Era dia de Carnaval quando alguém não se sabe de
onde anunciou Portela! Portela! E o samba trazendo alvorada seu coração
conquistou. Mais ainda: quando nem bem uma esquina dobrou, as portelas pernas
ainda bambas, ele deu com um cara a cantar eu sou o samba, um mulato maneiro a
dizer sou natural aqui do Rio de Janeiro e metendo bronca: em qualquer esquina
eu paro em qualquer botequim eu bebo. E se houver motivo é mais um samba que
eu faço. E podem me prender que eu não mudo de opinião.
Pelo que dizia,
o mulato muitos amigos teria, e era pra lá de popular. Como aqueloutro,
comandando o bloco que lá vinha. O que será que andam combinando no breu das
tocas, que anda nas cabeças anda nas bocas? O que será que estão falando alto
pelos botecos? E vinha de lá um magrelo sem queixo, cigarro caindo da boca:
agora vou mudar minha conduta, vou tratar você com força bruta. O cinema
falado é o grande culpado da transformação dessa gente. Que não tem governo
nem nunca terá. Que não tem vergonha nem nunca terá.
Fecha a cortina
do passado
O que será, eu sei, que o meu peito é lona armada. Circo
vive é de ilusão. Chorei com saudades da Guanabara refulgindo de estrelas
claras longe dessa devastação. Passei pelas praias da Ilha do Governador e
subi São Conrado até o Redentor. Lá no morro Encantado eu pedi Piedade.

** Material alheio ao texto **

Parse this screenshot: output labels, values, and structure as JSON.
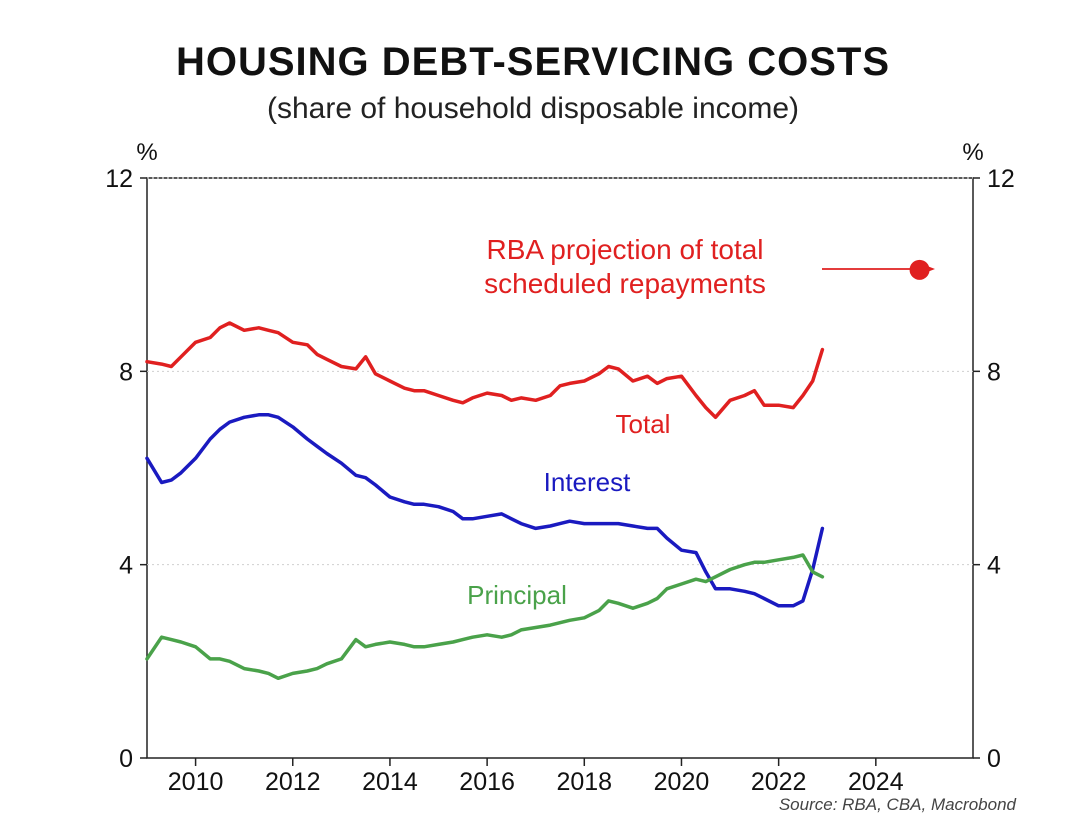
{
  "chart_data": {
    "type": "line",
    "title": "HOUSING DEBT-SERVICING COSTS",
    "subtitle": "(share of household disposable income)",
    "ylabel_left": "%",
    "ylabel_right": "%",
    "xlim": [
      2009,
      2026
    ],
    "ylim": [
      0,
      12
    ],
    "x_ticks": [
      2010,
      2012,
      2014,
      2016,
      2018,
      2020,
      2022,
      2024
    ],
    "y_ticks": [
      0,
      4,
      8,
      12
    ],
    "grid": true,
    "series": [
      {
        "name": "Total",
        "color": "#e02020",
        "x": [
          2009.0,
          2009.3,
          2009.5,
          2009.7,
          2010.0,
          2010.3,
          2010.5,
          2010.7,
          2011.0,
          2011.3,
          2011.5,
          2011.7,
          2012.0,
          2012.3,
          2012.5,
          2012.7,
          2013.0,
          2013.3,
          2013.5,
          2013.7,
          2014.0,
          2014.3,
          2014.5,
          2014.7,
          2015.0,
          2015.3,
          2015.5,
          2015.7,
          2016.0,
          2016.3,
          2016.5,
          2016.7,
          2017.0,
          2017.3,
          2017.5,
          2017.7,
          2018.0,
          2018.3,
          2018.5,
          2018.7,
          2019.0,
          2019.3,
          2019.5,
          2019.7,
          2020.0,
          2020.3,
          2020.5,
          2020.7,
          2021.0,
          2021.3,
          2021.5,
          2021.7,
          2022.0,
          2022.3,
          2022.5,
          2022.7,
          2022.9
        ],
        "values": [
          8.2,
          8.15,
          8.1,
          8.3,
          8.6,
          8.7,
          8.9,
          9.0,
          8.85,
          8.9,
          8.85,
          8.8,
          8.6,
          8.55,
          8.35,
          8.25,
          8.1,
          8.05,
          8.3,
          7.95,
          7.8,
          7.65,
          7.6,
          7.6,
          7.5,
          7.4,
          7.35,
          7.45,
          7.55,
          7.5,
          7.4,
          7.45,
          7.4,
          7.5,
          7.7,
          7.75,
          7.8,
          7.95,
          8.1,
          8.05,
          7.8,
          7.9,
          7.75,
          7.85,
          7.9,
          7.5,
          7.25,
          7.05,
          7.4,
          7.5,
          7.6,
          7.3,
          7.3,
          7.25,
          7.5,
          7.8,
          8.45
        ]
      },
      {
        "name": "Interest",
        "color": "#1a1ac0",
        "x": [
          2009.0,
          2009.3,
          2009.5,
          2009.7,
          2010.0,
          2010.3,
          2010.5,
          2010.7,
          2011.0,
          2011.3,
          2011.5,
          2011.7,
          2012.0,
          2012.3,
          2012.5,
          2012.7,
          2013.0,
          2013.3,
          2013.5,
          2013.7,
          2014.0,
          2014.3,
          2014.5,
          2014.7,
          2015.0,
          2015.3,
          2015.5,
          2015.7,
          2016.0,
          2016.3,
          2016.5,
          2016.7,
          2017.0,
          2017.3,
          2017.5,
          2017.7,
          2018.0,
          2018.3,
          2018.5,
          2018.7,
          2019.0,
          2019.3,
          2019.5,
          2019.7,
          2020.0,
          2020.3,
          2020.5,
          2020.7,
          2021.0,
          2021.3,
          2021.5,
          2021.7,
          2022.0,
          2022.3,
          2022.5,
          2022.7,
          2022.9
        ],
        "values": [
          6.2,
          5.7,
          5.75,
          5.9,
          6.2,
          6.6,
          6.8,
          6.95,
          7.05,
          7.1,
          7.1,
          7.05,
          6.85,
          6.6,
          6.45,
          6.3,
          6.1,
          5.85,
          5.8,
          5.65,
          5.4,
          5.3,
          5.25,
          5.25,
          5.2,
          5.1,
          4.95,
          4.95,
          5.0,
          5.05,
          4.95,
          4.85,
          4.75,
          4.8,
          4.85,
          4.9,
          4.85,
          4.85,
          4.85,
          4.85,
          4.8,
          4.75,
          4.75,
          4.55,
          4.3,
          4.25,
          3.85,
          3.5,
          3.5,
          3.45,
          3.4,
          3.3,
          3.15,
          3.15,
          3.25,
          3.9,
          4.75
        ]
      },
      {
        "name": "Principal",
        "color": "#4aa24a",
        "x": [
          2009.0,
          2009.3,
          2009.5,
          2009.7,
          2010.0,
          2010.3,
          2010.5,
          2010.7,
          2011.0,
          2011.3,
          2011.5,
          2011.7,
          2012.0,
          2012.3,
          2012.5,
          2012.7,
          2013.0,
          2013.3,
          2013.5,
          2013.7,
          2014.0,
          2014.3,
          2014.5,
          2014.7,
          2015.0,
          2015.3,
          2015.5,
          2015.7,
          2016.0,
          2016.3,
          2016.5,
          2016.7,
          2017.0,
          2017.3,
          2017.5,
          2017.7,
          2018.0,
          2018.3,
          2018.5,
          2018.7,
          2019.0,
          2019.3,
          2019.5,
          2019.7,
          2020.0,
          2020.3,
          2020.5,
          2020.7,
          2021.0,
          2021.3,
          2021.5,
          2021.7,
          2022.0,
          2022.3,
          2022.5,
          2022.7,
          2022.9
        ],
        "values": [
          2.05,
          2.5,
          2.45,
          2.4,
          2.3,
          2.05,
          2.05,
          2.0,
          1.85,
          1.8,
          1.75,
          1.65,
          1.75,
          1.8,
          1.85,
          1.95,
          2.05,
          2.45,
          2.3,
          2.35,
          2.4,
          2.35,
          2.3,
          2.3,
          2.35,
          2.4,
          2.45,
          2.5,
          2.55,
          2.5,
          2.55,
          2.65,
          2.7,
          2.75,
          2.8,
          2.85,
          2.9,
          3.05,
          3.25,
          3.2,
          3.1,
          3.2,
          3.3,
          3.5,
          3.6,
          3.7,
          3.65,
          3.75,
          3.9,
          4.0,
          4.05,
          4.05,
          4.1,
          4.15,
          4.2,
          3.85,
          3.75
        ]
      }
    ],
    "projection": {
      "label_line1": "RBA projection of total",
      "label_line2": "scheduled repayments",
      "x": 2024.9,
      "value": 10.1,
      "color": "#e02020"
    },
    "annotations": {
      "total": "Total",
      "interest": "Interest",
      "principal": "Principal"
    },
    "source": "Source: RBA, CBA, Macrobond"
  }
}
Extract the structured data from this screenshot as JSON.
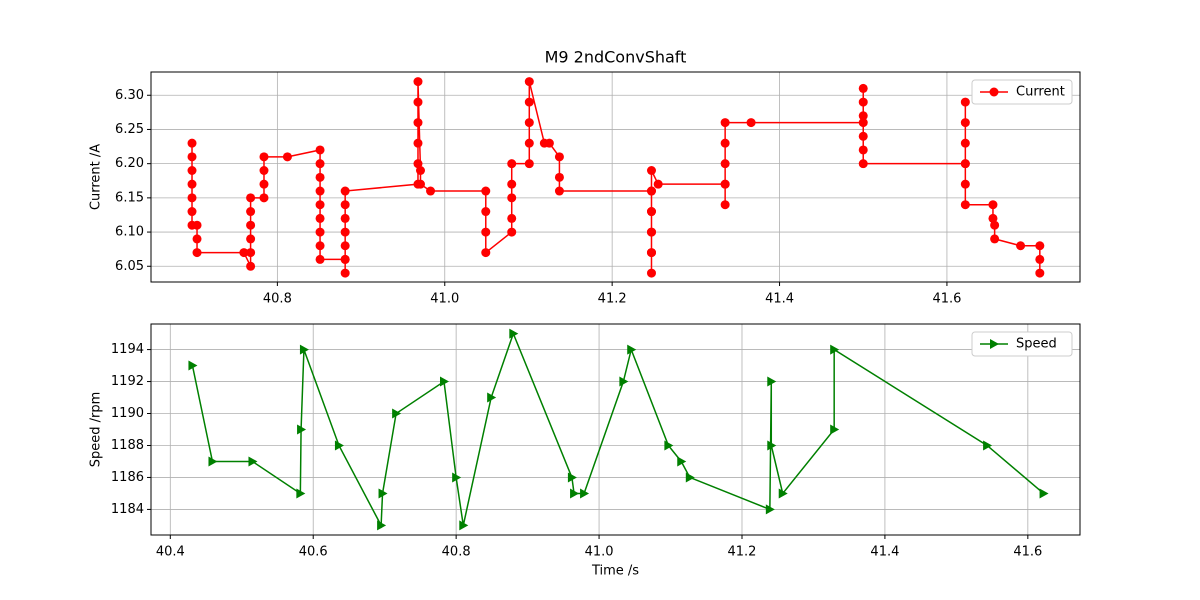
{
  "chart_data": [
    {
      "type": "line",
      "title": "M9 2ndConvShaft",
      "y_label": "Current /A",
      "x": [
        40.698,
        40.698,
        40.698,
        40.698,
        40.698,
        40.698,
        40.698,
        40.704,
        40.704,
        40.704,
        40.76,
        40.768,
        40.768,
        40.768,
        40.768,
        40.768,
        40.768,
        40.784,
        40.784,
        40.784,
        40.784,
        40.812,
        40.851,
        40.851,
        40.851,
        40.851,
        40.851,
        40.851,
        40.851,
        40.851,
        40.851,
        40.881,
        40.881,
        40.881,
        40.881,
        40.881,
        40.881,
        40.881,
        40.881,
        40.968,
        40.968,
        40.968,
        40.968,
        40.968,
        40.968,
        40.971,
        40.971,
        40.983,
        41.049,
        41.049,
        41.049,
        41.049,
        41.08,
        41.08,
        41.08,
        41.08,
        41.08,
        41.101,
        41.101,
        41.101,
        41.101,
        41.101,
        41.119,
        41.125,
        41.137,
        41.137,
        41.137,
        41.247,
        41.247,
        41.247,
        41.247,
        41.247,
        41.247,
        41.247,
        41.247,
        41.247,
        41.247,
        41.255,
        41.335,
        41.335,
        41.335,
        41.335,
        41.335,
        41.335,
        41.366,
        41.5,
        41.5,
        41.5,
        41.5,
        41.5,
        41.5,
        41.5,
        41.622,
        41.622,
        41.622,
        41.622,
        41.622,
        41.622,
        41.622,
        41.655,
        41.655,
        41.657,
        41.657,
        41.688,
        41.711,
        41.711,
        41.711
      ],
      "series": [
        {
          "name": "Current",
          "color": "#ff0000",
          "marker": "circle",
          "values": [
            6.23,
            6.21,
            6.19,
            6.17,
            6.15,
            6.13,
            6.11,
            6.11,
            6.09,
            6.07,
            6.07,
            6.05,
            6.07,
            6.09,
            6.11,
            6.13,
            6.15,
            6.15,
            6.17,
            6.19,
            6.21,
            6.21,
            6.22,
            6.2,
            6.18,
            6.16,
            6.14,
            6.12,
            6.1,
            6.08,
            6.06,
            6.06,
            6.04,
            6.06,
            6.08,
            6.1,
            6.12,
            6.14,
            6.16,
            6.17,
            6.2,
            6.23,
            6.26,
            6.29,
            6.32,
            6.19,
            6.17,
            6.16,
            6.16,
            6.13,
            6.1,
            6.07,
            6.1,
            6.12,
            6.15,
            6.17,
            6.2,
            6.2,
            6.23,
            6.26,
            6.29,
            6.32,
            6.23,
            6.23,
            6.21,
            6.18,
            6.16,
            6.16,
            6.13,
            6.1,
            6.07,
            6.04,
            6.07,
            6.1,
            6.13,
            6.16,
            6.19,
            6.17,
            6.17,
            6.14,
            6.17,
            6.2,
            6.23,
            6.26,
            6.26,
            6.26,
            6.24,
            6.27,
            6.29,
            6.31,
            6.22,
            6.2,
            6.2,
            6.29,
            6.26,
            6.23,
            6.2,
            6.17,
            6.14,
            6.14,
            6.12,
            6.11,
            6.09,
            6.08,
            6.08,
            6.06,
            6.04
          ]
        }
      ],
      "xlim": [
        40.649,
        41.759
      ],
      "ylim": [
        6.027,
        6.334
      ],
      "xticks": [
        40.8,
        {
          "value": 41,
          "label": "41.0"
        },
        41.2,
        41.4,
        41.6
      ],
      "yticks": [
        6.05,
        {
          "value": 6.1,
          "label": "6.10"
        },
        6.15,
        {
          "value": 6.2,
          "label": "6.20"
        },
        6.25,
        {
          "value": 6.3,
          "label": "6.30"
        }
      ],
      "grid": true,
      "legend": "upper right"
    },
    {
      "type": "line",
      "x_label": "Time /s",
      "y_label": "Speed /rpm",
      "x": [
        40.431,
        40.459,
        40.515,
        40.582,
        40.583,
        40.587,
        40.636,
        40.695,
        40.697,
        40.716,
        40.783,
        40.8,
        40.81,
        40.849,
        40.88,
        40.962,
        40.965,
        40.979,
        41.034,
        41.045,
        41.097,
        41.115,
        41.127,
        41.239,
        41.241,
        41.241,
        41.257,
        41.329,
        41.329,
        41.543,
        41.622
      ],
      "series": [
        {
          "name": "Speed",
          "color": "#008000",
          "marker": "triangle-right",
          "values": [
            1193,
            1187,
            1187,
            1185,
            1189,
            1194,
            1188,
            1183,
            1185,
            1190,
            1192,
            1186,
            1183,
            1191,
            1195,
            1186,
            1185,
            1185,
            1192,
            1194,
            1188,
            1187,
            1186,
            1184,
            1192,
            1188,
            1185,
            1189,
            1194,
            1188,
            1185
          ]
        }
      ],
      "xlim": [
        40.373,
        41.673
      ],
      "ylim": [
        1182.4,
        1195.6
      ],
      "xticks": [
        40.4,
        40.6,
        40.8,
        {
          "value": 41,
          "label": "41.0"
        },
        41.2,
        41.4,
        41.6
      ],
      "yticks": [
        1184,
        1186,
        1188,
        1190,
        1192,
        1194
      ],
      "grid": true,
      "legend": "upper right"
    }
  ]
}
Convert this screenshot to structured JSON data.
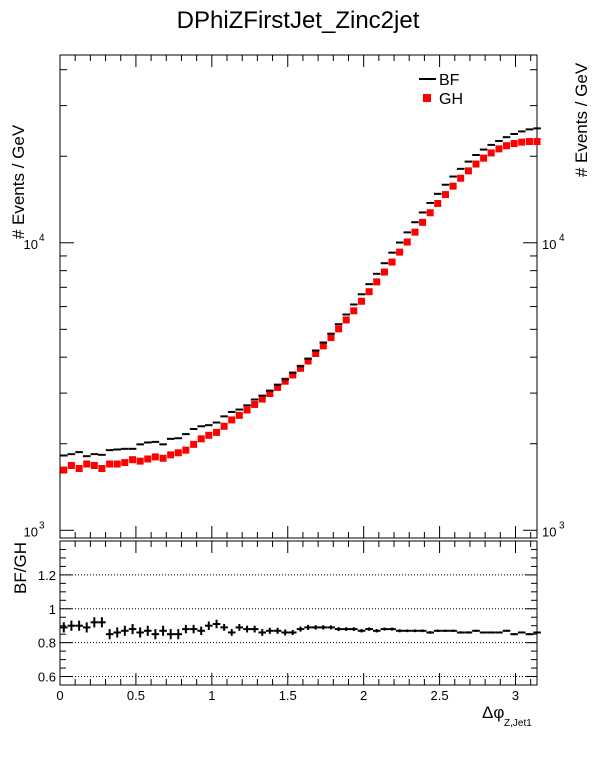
{
  "chart_data": {
    "type": "scatter",
    "title": "DPhiZFirstJet_Zinc2jet",
    "top_panel": {
      "ylabel": "# Events / GeV",
      "ylabel_right": "# Events / GeV",
      "yscale": "log",
      "ylim": [
        940,
        45000
      ],
      "yticks": [
        {
          "value": 1000,
          "base": "10",
          "exp": "3"
        },
        {
          "value": 10000,
          "base": "10",
          "exp": "4"
        }
      ],
      "ytick_right": [
        {
          "value": 1000,
          "base": "10",
          "exp": "3"
        },
        {
          "value": 10000,
          "base": "10",
          "exp": "4"
        }
      ]
    },
    "bottom_panel": {
      "ylabel": "BF/GH",
      "ylim": [
        0.55,
        1.4
      ],
      "yticks": [
        "0.6",
        "0.8",
        "1",
        "1.2"
      ],
      "ytick_values": [
        0.6,
        0.8,
        1.0,
        1.2
      ],
      "gridlines": [
        0.6,
        0.8,
        1.0,
        1.2
      ]
    },
    "x": {
      "label_main": "Δφ",
      "label_sub": "Z,Jet1",
      "xlim": [
        0,
        3.1416
      ],
      "ticks": [
        "0",
        "0.5",
        "1",
        "1.5",
        "2",
        "2.5",
        "3"
      ],
      "tick_values": [
        0,
        0.5,
        1.0,
        1.5,
        2.0,
        2.5,
        3.0
      ],
      "bin_centers": [
        0.025,
        0.075,
        0.126,
        0.176,
        0.226,
        0.276,
        0.327,
        0.377,
        0.427,
        0.478,
        0.528,
        0.578,
        0.628,
        0.679,
        0.729,
        0.779,
        0.829,
        0.88,
        0.93,
        0.98,
        1.031,
        1.081,
        1.131,
        1.181,
        1.232,
        1.282,
        1.332,
        1.382,
        1.433,
        1.483,
        1.533,
        1.584,
        1.634,
        1.684,
        1.734,
        1.785,
        1.835,
        1.885,
        1.935,
        1.986,
        2.036,
        2.086,
        2.137,
        2.187,
        2.237,
        2.287,
        2.338,
        2.388,
        2.438,
        2.488,
        2.539,
        2.589,
        2.639,
        2.69,
        2.74,
        2.79,
        2.84,
        2.891,
        2.941,
        2.991,
        3.041,
        3.092,
        3.142
      ]
    },
    "series": [
      {
        "name": "BF",
        "marker": "cross",
        "color": "#000000",
        "values": [
          1820,
          1840,
          1870,
          1810,
          1840,
          1830,
          1900,
          1910,
          1920,
          1920,
          1990,
          2020,
          2030,
          1990,
          2080,
          2090,
          2160,
          2250,
          2300,
          2320,
          2370,
          2490,
          2580,
          2630,
          2720,
          2850,
          2940,
          3060,
          3210,
          3350,
          3530,
          3720,
          3950,
          4220,
          4500,
          4830,
          5210,
          5630,
          6100,
          6620,
          7180,
          7800,
          8490,
          9240,
          10020,
          10870,
          11790,
          12750,
          13760,
          14800,
          15920,
          17000,
          18080,
          19160,
          20200,
          21100,
          21900,
          22600,
          23300,
          23900,
          24400,
          24800,
          25000
        ]
      },
      {
        "name": "GH",
        "marker": "square",
        "color": "#ff0000",
        "values": [
          1620,
          1680,
          1640,
          1700,
          1680,
          1640,
          1700,
          1700,
          1720,
          1760,
          1740,
          1770,
          1800,
          1780,
          1830,
          1860,
          1900,
          1990,
          2080,
          2140,
          2190,
          2300,
          2420,
          2510,
          2620,
          2740,
          2860,
          2990,
          3140,
          3300,
          3470,
          3660,
          3880,
          4120,
          4380,
          4680,
          5020,
          5390,
          5800,
          6260,
          6760,
          7310,
          7910,
          8570,
          9280,
          10060,
          10890,
          11780,
          12720,
          13700,
          14710,
          15740,
          16770,
          17790,
          18790,
          19700,
          20540,
          21220,
          21760,
          22150,
          22400,
          22500,
          22500
        ]
      }
    ],
    "ratio": [
      0.89,
      0.9,
      0.9,
      0.89,
      0.92,
      0.92,
      0.85,
      0.86,
      0.87,
      0.88,
      0.86,
      0.87,
      0.85,
      0.87,
      0.85,
      0.85,
      0.88,
      0.88,
      0.87,
      0.9,
      0.91,
      0.89,
      0.86,
      0.89,
      0.88,
      0.88,
      0.86,
      0.87,
      0.87,
      0.86,
      0.86,
      0.88,
      0.89,
      0.89,
      0.89,
      0.89,
      0.88,
      0.88,
      0.88,
      0.87,
      0.88,
      0.87,
      0.88,
      0.88,
      0.87,
      0.87,
      0.87,
      0.87,
      0.86,
      0.87,
      0.87,
      0.87,
      0.86,
      0.86,
      0.87,
      0.86,
      0.86,
      0.86,
      0.87,
      0.85,
      0.86,
      0.85,
      0.86
    ],
    "ratio_errors": [
      0.03,
      0.03,
      0.03,
      0.03,
      0.03,
      0.03,
      0.03,
      0.03,
      0.03,
      0.03,
      0.03,
      0.03,
      0.03,
      0.03,
      0.03,
      0.03,
      0.025,
      0.025,
      0.025,
      0.025,
      0.025,
      0.02,
      0.02,
      0.02,
      0.02,
      0.02,
      0.02,
      0.018,
      0.018,
      0.018,
      0.015,
      0.015,
      0.015,
      0.013,
      0.013,
      0.012,
      0.012,
      0.011,
      0.011,
      0.01,
      0.01,
      0.01,
      0.009,
      0.009,
      0.009,
      0.008,
      0.008,
      0.008,
      0.008,
      0.007,
      0.007,
      0.007,
      0.007,
      0.007,
      0.006,
      0.006,
      0.006,
      0.006,
      0.006,
      0.006,
      0.006,
      0.006,
      0.006
    ],
    "legend": {
      "placement": "top-right",
      "entries": [
        "BF",
        "GH"
      ]
    }
  }
}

Plantei Ramos de Laranjeiras, foi meu Juramento. No Flamengo, Catete, na Lapa
e no Centro. Pois é, pra gente respirar, Brasil, Brasil, tira as flechas do
peito do meu Padroeiro, que São Sebastião do Rio de Janeiro ainda pode se
salvar.
Eu poderia ficar sempre assim como uma casa sombria. Percorrer
correndo os corredores em silêncio. Mas quero as janelas abrir para que o sol
possa vir iluminar. Muita calma pra pensar e ter tempo pra sonhar. Sim, eu
poderia procurar por dentro a casa, cruzar uma por uma as sete portas, as sete
moradas. Mas eu prefiro abrir as janelas pra que entrem todos os insetos. Da
janela vê-se o Corcovado, o Redentor, que lindo.
Agora, falando sério,
eu queria não cantar. Meu Rio que não dorme porque não se cansa. Dou um chute
no lirismo, um pega no cachorro e um tiro no sabiá. Não me leve a mal. Me leve
à toa pela última vez ao quiosque, ao Planetário, ao Cais do Porto, ao Paço.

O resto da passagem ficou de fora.